Date Published: July 6, 2017
Publisher: Public Library of Science
Author(s): María-Belén Bautista-Caro, Eugenio de Miguel, Diana Peiteado, Chamaida Plasencia-Rodríguez, Alejandro Villalba, Irene Monjo-Henry, Amaya Puig-Kröger, Paloma Sánchez-Mateos, Emilio Martín-Mola, María-Eugenia Miranda-Carús, Frederic Rieux-Laucat.

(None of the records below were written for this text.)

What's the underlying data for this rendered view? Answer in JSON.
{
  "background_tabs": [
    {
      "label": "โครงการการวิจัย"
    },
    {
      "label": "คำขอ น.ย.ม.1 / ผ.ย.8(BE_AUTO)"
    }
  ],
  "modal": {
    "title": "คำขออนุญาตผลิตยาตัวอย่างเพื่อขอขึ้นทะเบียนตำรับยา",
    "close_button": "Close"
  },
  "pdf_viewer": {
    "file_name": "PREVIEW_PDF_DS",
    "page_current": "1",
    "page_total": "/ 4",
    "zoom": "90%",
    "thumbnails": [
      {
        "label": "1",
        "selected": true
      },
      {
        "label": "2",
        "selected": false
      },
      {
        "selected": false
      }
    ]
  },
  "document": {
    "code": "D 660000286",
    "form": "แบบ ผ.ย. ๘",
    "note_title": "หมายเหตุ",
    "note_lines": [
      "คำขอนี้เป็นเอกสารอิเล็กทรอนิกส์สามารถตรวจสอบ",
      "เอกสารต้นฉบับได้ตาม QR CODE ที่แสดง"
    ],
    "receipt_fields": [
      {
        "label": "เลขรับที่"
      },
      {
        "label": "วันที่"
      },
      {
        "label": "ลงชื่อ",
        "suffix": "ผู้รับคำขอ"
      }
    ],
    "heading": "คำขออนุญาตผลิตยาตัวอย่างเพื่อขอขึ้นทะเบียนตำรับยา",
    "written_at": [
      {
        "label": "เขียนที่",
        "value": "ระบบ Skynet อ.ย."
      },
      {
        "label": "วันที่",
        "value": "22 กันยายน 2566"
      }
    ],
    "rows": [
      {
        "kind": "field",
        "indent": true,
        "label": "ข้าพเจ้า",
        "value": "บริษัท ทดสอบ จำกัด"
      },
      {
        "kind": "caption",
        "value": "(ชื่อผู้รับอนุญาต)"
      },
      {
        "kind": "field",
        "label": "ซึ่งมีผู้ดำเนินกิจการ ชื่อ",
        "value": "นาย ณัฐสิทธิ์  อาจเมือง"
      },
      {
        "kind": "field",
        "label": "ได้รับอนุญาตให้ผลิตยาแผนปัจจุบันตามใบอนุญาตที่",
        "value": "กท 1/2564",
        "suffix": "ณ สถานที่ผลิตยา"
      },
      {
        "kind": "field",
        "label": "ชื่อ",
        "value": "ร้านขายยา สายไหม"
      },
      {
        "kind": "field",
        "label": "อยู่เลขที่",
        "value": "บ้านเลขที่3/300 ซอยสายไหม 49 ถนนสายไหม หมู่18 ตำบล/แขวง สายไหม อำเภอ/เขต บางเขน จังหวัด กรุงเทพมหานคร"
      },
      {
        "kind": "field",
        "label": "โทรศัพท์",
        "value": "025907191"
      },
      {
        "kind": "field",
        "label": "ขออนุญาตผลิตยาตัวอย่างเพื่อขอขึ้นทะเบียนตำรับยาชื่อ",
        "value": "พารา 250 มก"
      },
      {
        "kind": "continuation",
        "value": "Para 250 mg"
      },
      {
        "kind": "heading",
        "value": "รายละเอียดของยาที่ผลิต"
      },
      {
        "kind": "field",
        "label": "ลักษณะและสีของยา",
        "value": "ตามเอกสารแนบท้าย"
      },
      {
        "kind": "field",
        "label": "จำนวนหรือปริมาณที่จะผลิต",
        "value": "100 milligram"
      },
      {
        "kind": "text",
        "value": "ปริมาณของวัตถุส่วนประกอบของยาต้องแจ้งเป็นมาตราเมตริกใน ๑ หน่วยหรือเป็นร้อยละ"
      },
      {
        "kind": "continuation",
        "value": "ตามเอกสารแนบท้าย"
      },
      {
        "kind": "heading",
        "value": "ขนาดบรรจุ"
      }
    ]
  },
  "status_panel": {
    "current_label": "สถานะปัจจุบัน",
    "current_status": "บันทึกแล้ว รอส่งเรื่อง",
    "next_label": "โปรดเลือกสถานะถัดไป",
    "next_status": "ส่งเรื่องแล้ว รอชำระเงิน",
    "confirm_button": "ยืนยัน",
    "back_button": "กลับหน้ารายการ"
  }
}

Our objective was to study the frequency of circulating CD19+CD24hiCD38hi B cells (Breg) in AS patients. To this end, peripheral blood was drawn from AS patients naïve for TNF blockers (AS/nb) (n = 42) and healthy controls (HC) (n = 42). Six patients donated blood for a second time, 6 months after initiating treatment with anti-TNFα drugs. After isolation by Ficoll-Hypaque, PBMCs were stained with antibodies to CD3, CD4, CD19, CD24, and CD38, and examined by cytometry. For functional studies, total CD19+ B cells were isolated from PBMCs of 3 HC by magnetical sorting. Breg-depleted CD19+ B cells were obtained after CD19+CD24hiCD38hi B cells were removed from total CD19+ cells by cytometry. Total CD19+ B cells or Breg-depleted CD19+ B cells were established in culture and stimulated through their BCR. Secretion of IFNγ was determined by ELISA in culture supernatants. When compared with HC, AS/nb patients demonstrated a significantly increased frequency of Breg cells, which was independent of disease activity. Anti-TNFα drugs induced a significant reduction of circulating Breg numbers, which were no longer elevated after six months of treatment. Functional in vitro studies showed that the secretion of IFNγ was significantly higher in Breg-depleted as compared with total CD19+ B cells, indicating that Breg can downmodulate B cell pro-inflammatory cytokine secretion. In summary, an increased frequency of circulating CD19+CD24hiCD38hi B cells is observed in AS/nb patients, that is not related with disease activity; anti-TNFα drugs are able to downmodulate circulating Breg numbers in AS.
The pathogenesis of Ankylosing spondylitis (AS), the prototype form of Spondyloarthritis (SpA), is not well understood, and evidence indicating a role for either autoinflammatory or autoimmune mechanisms has been described . An interesting report by Cantaert et al  has shown an increased number of IL-10 producing CD19+CD5+ B lymphocytes in SpA.
We have herein described an increased frequency and absolute number of CD19+CD24hiCD38hi B cells in AS patients naïve for biological agents, that is not related with disease activity measures. These results parallel data published by Cantaert el al, who reported on elevated numbers of CD19+CD5+ B cells with a regulatory phenotype in SpA, independent of disease activity . Assessment of clinical activity in SpA is difficult due to the lack of a universally accepted ‘gold standard’ , and because some of the currently used indices measure only one aspect of the disease or are mostly patient or physician oriented. Therefore we were interested in ascertaining whether the lack of correlation of Breg cell numbers with ASDAS-CRP was relevant. Serum calprotectin has recently emerged as a good biomarker for disease activity in SpA [17,18] and we observed that serum calprotectin concentrations were significantly correlated with CRP and ASDAS-CRP but not with the percentage of circulating Breg cells, thereby confirming that Breg cell numbers do not vary with disease activity in AS.
In summary, we have described increased numbers of circulating CD19+CD24hiCD38hi B cells (Breg) in AS/nb patients, that are not related with disease activity. Treatment with anti-TNFα drugs is able to downmodulate circulating Breg cell numbers in AS.